If the pope has conceded that “gayness” is an acceptable basis for self-identity, that suggests he is willing to integrate people into the priesthood who define themselves by their sin, rather than as sinners washed and transformed by the blood of Christ. When identification with sin is a present-tense basis for your identity, you are unrepentant about remaining unwashed and untransformed. That’s very dangerous for the priests themselves, and in the church community virtually guarantees that the “gay lobby” will continue.

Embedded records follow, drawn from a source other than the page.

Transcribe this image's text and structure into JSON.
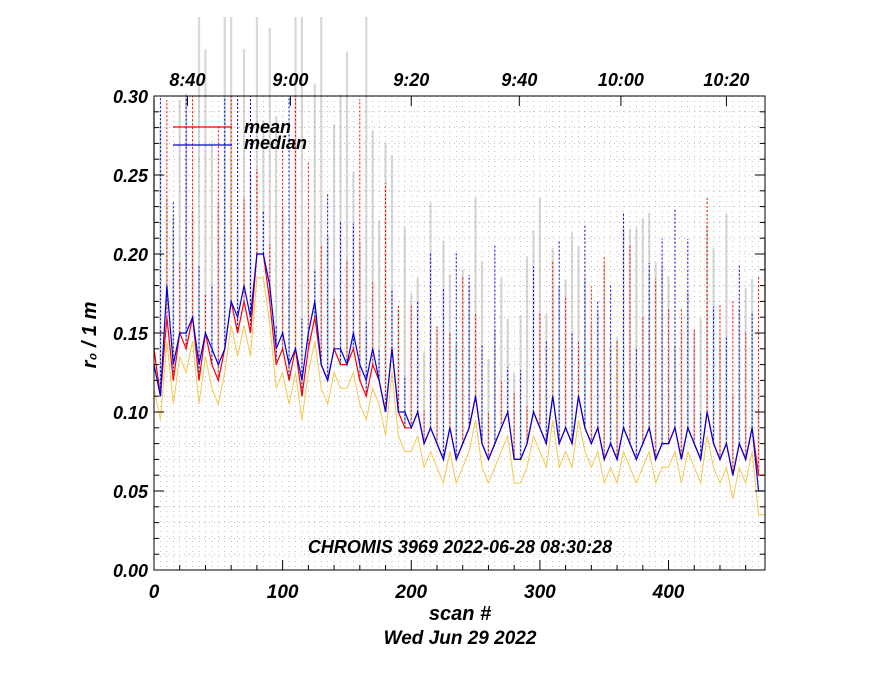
{
  "chart_data": {
    "type": "line",
    "title": "",
    "xlabel": "scan #",
    "ylabel": "r₀ / 1 m",
    "footer_label": "Wed Jun 29 2022",
    "annotation": "CHROMIS 3969 2022-06-28 08:30:28",
    "xlim": [
      0,
      475
    ],
    "ylim": [
      0.0,
      0.3
    ],
    "x_ticks": [
      "0",
      "100",
      "200",
      "300",
      "400"
    ],
    "y_ticks": [
      "0.00",
      "0.05",
      "0.10",
      "0.15",
      "0.20",
      "0.25",
      "0.30"
    ],
    "top_time_ticks": [
      {
        "label": "8:40",
        "scan": 26
      },
      {
        "label": "9:00",
        "scan": 106
      },
      {
        "label": "9:20",
        "scan": 200
      },
      {
        "label": "9:40",
        "scan": 284
      },
      {
        "label": "10:00",
        "scan": 363
      },
      {
        "label": "10:20",
        "scan": 445
      }
    ],
    "grid": true,
    "legend_position": "top-left",
    "colors": {
      "mean": "#ff0000",
      "median": "#0000dd",
      "minimum": "#f2c94c",
      "upper_envelope": "#c8c8c8"
    },
    "series": [
      {
        "name": "mean",
        "x": [
          0,
          5,
          10,
          15,
          20,
          25,
          30,
          35,
          40,
          45,
          50,
          55,
          60,
          65,
          70,
          75,
          80,
          85,
          90,
          95,
          100,
          105,
          110,
          115,
          120,
          125,
          130,
          135,
          140,
          145,
          150,
          155,
          160,
          165,
          170,
          175,
          180,
          185,
          190,
          195,
          200,
          205,
          210,
          215,
          220,
          225,
          230,
          235,
          240,
          245,
          250,
          255,
          260,
          265,
          270,
          275,
          280,
          285,
          290,
          295,
          300,
          305,
          310,
          315,
          320,
          325,
          330,
          335,
          340,
          345,
          350,
          355,
          360,
          365,
          370,
          375,
          380,
          385,
          390,
          395,
          400,
          405,
          410,
          415,
          420,
          425,
          430,
          435,
          440,
          445,
          450,
          455,
          460,
          465,
          470,
          475
        ],
        "values": [
          0.14,
          0.11,
          0.16,
          0.12,
          0.15,
          0.14,
          0.16,
          0.12,
          0.15,
          0.13,
          0.12,
          0.14,
          0.17,
          0.15,
          0.17,
          0.15,
          0.2,
          0.2,
          0.17,
          0.13,
          0.14,
          0.12,
          0.14,
          0.11,
          0.14,
          0.16,
          0.13,
          0.12,
          0.14,
          0.13,
          0.13,
          0.14,
          0.12,
          0.11,
          0.13,
          0.12,
          0.1,
          0.14,
          0.1,
          0.09,
          0.09,
          0.1,
          0.08,
          0.09,
          0.08,
          0.07,
          0.09,
          0.07,
          0.08,
          0.09,
          0.11,
          0.08,
          0.07,
          0.08,
          0.09,
          0.1,
          0.07,
          0.07,
          0.08,
          0.1,
          0.09,
          0.08,
          0.11,
          0.08,
          0.09,
          0.08,
          0.11,
          0.09,
          0.08,
          0.09,
          0.07,
          0.08,
          0.07,
          0.09,
          0.08,
          0.07,
          0.08,
          0.09,
          0.07,
          0.08,
          0.08,
          0.09,
          0.07,
          0.09,
          0.08,
          0.07,
          0.1,
          0.08,
          0.07,
          0.08,
          0.06,
          0.08,
          0.07,
          0.09,
          0.06,
          0.06
        ]
      },
      {
        "name": "median",
        "x": [
          0,
          5,
          10,
          15,
          20,
          25,
          30,
          35,
          40,
          45,
          50,
          55,
          60,
          65,
          70,
          75,
          80,
          85,
          90,
          95,
          100,
          105,
          110,
          115,
          120,
          125,
          130,
          135,
          140,
          145,
          150,
          155,
          160,
          165,
          170,
          175,
          180,
          185,
          190,
          195,
          200,
          205,
          210,
          215,
          220,
          225,
          230,
          235,
          240,
          245,
          250,
          255,
          260,
          265,
          270,
          275,
          280,
          285,
          290,
          295,
          300,
          305,
          310,
          315,
          320,
          325,
          330,
          335,
          340,
          345,
          350,
          355,
          360,
          365,
          370,
          375,
          380,
          385,
          390,
          395,
          400,
          405,
          410,
          415,
          420,
          425,
          430,
          435,
          440,
          445,
          450,
          455,
          460,
          465,
          470,
          475
        ],
        "values": [
          0.13,
          0.11,
          0.18,
          0.13,
          0.15,
          0.15,
          0.16,
          0.13,
          0.15,
          0.14,
          0.13,
          0.14,
          0.17,
          0.16,
          0.18,
          0.16,
          0.2,
          0.2,
          0.18,
          0.14,
          0.15,
          0.13,
          0.14,
          0.12,
          0.15,
          0.17,
          0.13,
          0.12,
          0.14,
          0.14,
          0.13,
          0.15,
          0.13,
          0.12,
          0.14,
          0.12,
          0.1,
          0.14,
          0.1,
          0.1,
          0.09,
          0.1,
          0.08,
          0.09,
          0.08,
          0.07,
          0.09,
          0.07,
          0.08,
          0.09,
          0.11,
          0.08,
          0.07,
          0.08,
          0.09,
          0.1,
          0.07,
          0.07,
          0.08,
          0.1,
          0.09,
          0.08,
          0.11,
          0.08,
          0.09,
          0.08,
          0.11,
          0.09,
          0.08,
          0.09,
          0.07,
          0.08,
          0.07,
          0.09,
          0.08,
          0.07,
          0.08,
          0.09,
          0.07,
          0.08,
          0.08,
          0.09,
          0.07,
          0.09,
          0.08,
          0.07,
          0.1,
          0.08,
          0.07,
          0.08,
          0.06,
          0.08,
          0.07,
          0.09,
          0.05,
          0.05
        ]
      }
    ]
  }
}
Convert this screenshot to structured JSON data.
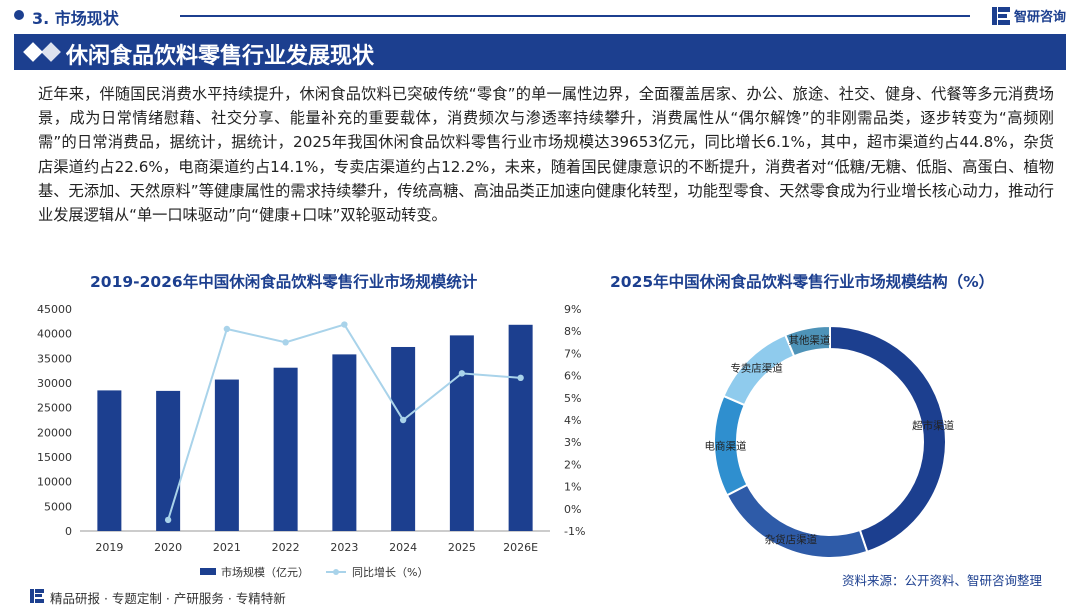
{
  "header": {
    "section": "3. 市场现状",
    "logo_text": "智研咨询",
    "banner_title": "休闲食品饮料零售行业发展现状"
  },
  "paragraph": "近年来，伴随国民消费水平持续提升，休闲食品饮料已突破传统“零食”的单一属性边界，全面覆盖居家、办公、旅途、社交、健身、代餐等多元消费场景，成为日常情绪慰藉、社交分享、能量补充的重要载体，消费频次与渗透率持续攀升，消费属性从“偶尔解馋”的非刚需品类，逐步转变为“高频刚需”的日常消费品，据统计，据统计，2025年我国休闲食品饮料零售行业市场规模达39653亿元，同比增长6.1%，其中，超市渠道约占44.8%，杂货店渠道约占22.6%，电商渠道约占14.1%，专卖店渠道约占12.2%，未来，随着国民健康意识的不断提升，消费者对“低糖/无糖、低脂、高蛋白、植物基、无添加、天然原料”等健康属性的需求持续攀升，传统高糖、高油品类正加速向健康化转型，功能型零食、天然零食成为行业增长核心动力，推动行业发展逻辑从“单一口味驱动”向“健康+口味”双轮驱动转变。",
  "chart_left_title": "2019-2026年中国休闲食品饮料零售行业市场规模统计",
  "chart_right_title": "2025年中国休闲食品饮料零售行业市场规模结构（%）",
  "footer": {
    "text": "精品研报 · 专题定制 · 产研服务 · 专精特新",
    "source": "资料来源：公开资料、智研咨询整理"
  },
  "colors": {
    "brand": "#1c3f8f",
    "bar": "#1c3f8f",
    "line": "#a9d3ea",
    "donut": [
      "#1c3f8f",
      "#2e5ba8",
      "#2f8fcf",
      "#8fcbed",
      "#4e93b8"
    ]
  },
  "chart_data": [
    {
      "type": "bar",
      "title": "2019-2026年中国休闲食品饮料零售行业市场规模统计",
      "categories": [
        "2019",
        "2020",
        "2021",
        "2022",
        "2023",
        "2024",
        "2025",
        "2026E"
      ],
      "series": [
        {
          "name": "市场规模（亿元）",
          "type": "bar",
          "axis": "left",
          "values": [
            28500,
            28400,
            30700,
            33100,
            35800,
            37300,
            39653,
            41800
          ]
        },
        {
          "name": "同比增长（%）",
          "type": "line",
          "axis": "right",
          "values": [
            null,
            -0.5,
            8.1,
            7.5,
            8.3,
            4.0,
            6.1,
            5.9
          ]
        }
      ],
      "ylim_left": [
        0,
        45000
      ],
      "yticks_left": [
        "0",
        "5000",
        "10000",
        "15000",
        "20000",
        "25000",
        "30000",
        "35000",
        "40000",
        "45000"
      ],
      "ylim_right": [
        -1,
        9
      ],
      "yticks_right": [
        "-1%",
        "0%",
        "1%",
        "2%",
        "3%",
        "4%",
        "5%",
        "6%",
        "7%",
        "8%",
        "9%"
      ],
      "legend": [
        "市场规模（亿元）",
        "同比增长（%）"
      ],
      "legend_position": "bottom"
    },
    {
      "type": "pie",
      "title": "2025年中国休闲食品饮料零售行业市场规模结构（%）",
      "categories": [
        "超市渠道",
        "杂货店渠道",
        "电商渠道",
        "专卖店渠道",
        "其他渠道"
      ],
      "values": [
        44.8,
        22.6,
        14.1,
        12.2,
        6.3
      ]
    }
  ]
}
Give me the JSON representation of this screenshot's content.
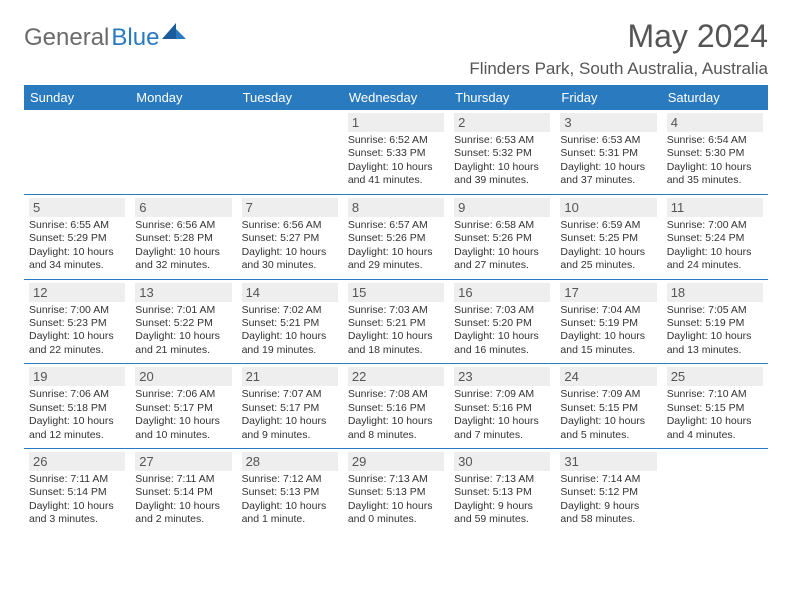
{
  "logo": {
    "general": "General",
    "blue": "Blue"
  },
  "title": "May 2024",
  "location": "Flinders Park, South Australia, Australia",
  "columns": [
    "Sunday",
    "Monday",
    "Tuesday",
    "Wednesday",
    "Thursday",
    "Friday",
    "Saturday"
  ],
  "colors": {
    "header_bg": "#2a7ac0",
    "header_text": "#ffffff",
    "daynum_bg": "#eeeeee",
    "text": "#333333"
  },
  "weeks": [
    [
      null,
      null,
      null,
      {
        "n": "1",
        "sr": "6:52 AM",
        "ss": "5:33 PM",
        "dl": "10 hours and 41 minutes."
      },
      {
        "n": "2",
        "sr": "6:53 AM",
        "ss": "5:32 PM",
        "dl": "10 hours and 39 minutes."
      },
      {
        "n": "3",
        "sr": "6:53 AM",
        "ss": "5:31 PM",
        "dl": "10 hours and 37 minutes."
      },
      {
        "n": "4",
        "sr": "6:54 AM",
        "ss": "5:30 PM",
        "dl": "10 hours and 35 minutes."
      }
    ],
    [
      {
        "n": "5",
        "sr": "6:55 AM",
        "ss": "5:29 PM",
        "dl": "10 hours and 34 minutes."
      },
      {
        "n": "6",
        "sr": "6:56 AM",
        "ss": "5:28 PM",
        "dl": "10 hours and 32 minutes."
      },
      {
        "n": "7",
        "sr": "6:56 AM",
        "ss": "5:27 PM",
        "dl": "10 hours and 30 minutes."
      },
      {
        "n": "8",
        "sr": "6:57 AM",
        "ss": "5:26 PM",
        "dl": "10 hours and 29 minutes."
      },
      {
        "n": "9",
        "sr": "6:58 AM",
        "ss": "5:26 PM",
        "dl": "10 hours and 27 minutes."
      },
      {
        "n": "10",
        "sr": "6:59 AM",
        "ss": "5:25 PM",
        "dl": "10 hours and 25 minutes."
      },
      {
        "n": "11",
        "sr": "7:00 AM",
        "ss": "5:24 PM",
        "dl": "10 hours and 24 minutes."
      }
    ],
    [
      {
        "n": "12",
        "sr": "7:00 AM",
        "ss": "5:23 PM",
        "dl": "10 hours and 22 minutes."
      },
      {
        "n": "13",
        "sr": "7:01 AM",
        "ss": "5:22 PM",
        "dl": "10 hours and 21 minutes."
      },
      {
        "n": "14",
        "sr": "7:02 AM",
        "ss": "5:21 PM",
        "dl": "10 hours and 19 minutes."
      },
      {
        "n": "15",
        "sr": "7:03 AM",
        "ss": "5:21 PM",
        "dl": "10 hours and 18 minutes."
      },
      {
        "n": "16",
        "sr": "7:03 AM",
        "ss": "5:20 PM",
        "dl": "10 hours and 16 minutes."
      },
      {
        "n": "17",
        "sr": "7:04 AM",
        "ss": "5:19 PM",
        "dl": "10 hours and 15 minutes."
      },
      {
        "n": "18",
        "sr": "7:05 AM",
        "ss": "5:19 PM",
        "dl": "10 hours and 13 minutes."
      }
    ],
    [
      {
        "n": "19",
        "sr": "7:06 AM",
        "ss": "5:18 PM",
        "dl": "10 hours and 12 minutes."
      },
      {
        "n": "20",
        "sr": "7:06 AM",
        "ss": "5:17 PM",
        "dl": "10 hours and 10 minutes."
      },
      {
        "n": "21",
        "sr": "7:07 AM",
        "ss": "5:17 PM",
        "dl": "10 hours and 9 minutes."
      },
      {
        "n": "22",
        "sr": "7:08 AM",
        "ss": "5:16 PM",
        "dl": "10 hours and 8 minutes."
      },
      {
        "n": "23",
        "sr": "7:09 AM",
        "ss": "5:16 PM",
        "dl": "10 hours and 7 minutes."
      },
      {
        "n": "24",
        "sr": "7:09 AM",
        "ss": "5:15 PM",
        "dl": "10 hours and 5 minutes."
      },
      {
        "n": "25",
        "sr": "7:10 AM",
        "ss": "5:15 PM",
        "dl": "10 hours and 4 minutes."
      }
    ],
    [
      {
        "n": "26",
        "sr": "7:11 AM",
        "ss": "5:14 PM",
        "dl": "10 hours and 3 minutes."
      },
      {
        "n": "27",
        "sr": "7:11 AM",
        "ss": "5:14 PM",
        "dl": "10 hours and 2 minutes."
      },
      {
        "n": "28",
        "sr": "7:12 AM",
        "ss": "5:13 PM",
        "dl": "10 hours and 1 minute."
      },
      {
        "n": "29",
        "sr": "7:13 AM",
        "ss": "5:13 PM",
        "dl": "10 hours and 0 minutes."
      },
      {
        "n": "30",
        "sr": "7:13 AM",
        "ss": "5:13 PM",
        "dl": "9 hours and 59 minutes."
      },
      {
        "n": "31",
        "sr": "7:14 AM",
        "ss": "5:12 PM",
        "dl": "9 hours and 58 minutes."
      },
      null
    ]
  ],
  "labels": {
    "sunrise": "Sunrise:",
    "sunset": "Sunset:",
    "daylight": "Daylight:"
  }
}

Of all the secular media coverage of this story, I think the Wall Street Journal was most accurate. It said in an article with the perhaps overstated title “Pope Signals Openness to Gay Priests” that “Pope Francis reaffirmed church teaching by referring to homosexual acts as a sin. But he wielded his formidable bully pulpit to shift the tone of how the church regards homosexual orientation at its highest ranks.” Indeed, the problem is the view of “orientation.”
The story also quoted Cardinal Dolan of New York who said, “My worry is that we’re buying into the vocabulary that one’s person is one’s sexual identity, and I don’t buy that and neither does the church.” Dolan obviously “gets” what Pope Francis seemingly does not. Dolan’s phrase “… and neither does the church” looks to me like an attempt at damage control by one who recognizes the hazards of sexual-orientation ideology infiltrating the church.
It is possible Pope Francis did not intend to convey what his terminology implied. I understand better than most how one’s off-the-cuff comments sometimes imply things we really don’t mean. But in the full context of his remarks that day, and the still larger context of his tolerant and compassionate nature and style that is so admirable on the whole, I’m afraid he may have become (like an increasing number of evangelical leaders) ensnared in the subtle sophistry of sexual-orientation theory.
I hope I am wrong. I’ll be the first to applaud if Pope Francis clearly shows he does not recognize “gayness” as a legitimate basis for self-identification. At this point, however, the evidence points the other way.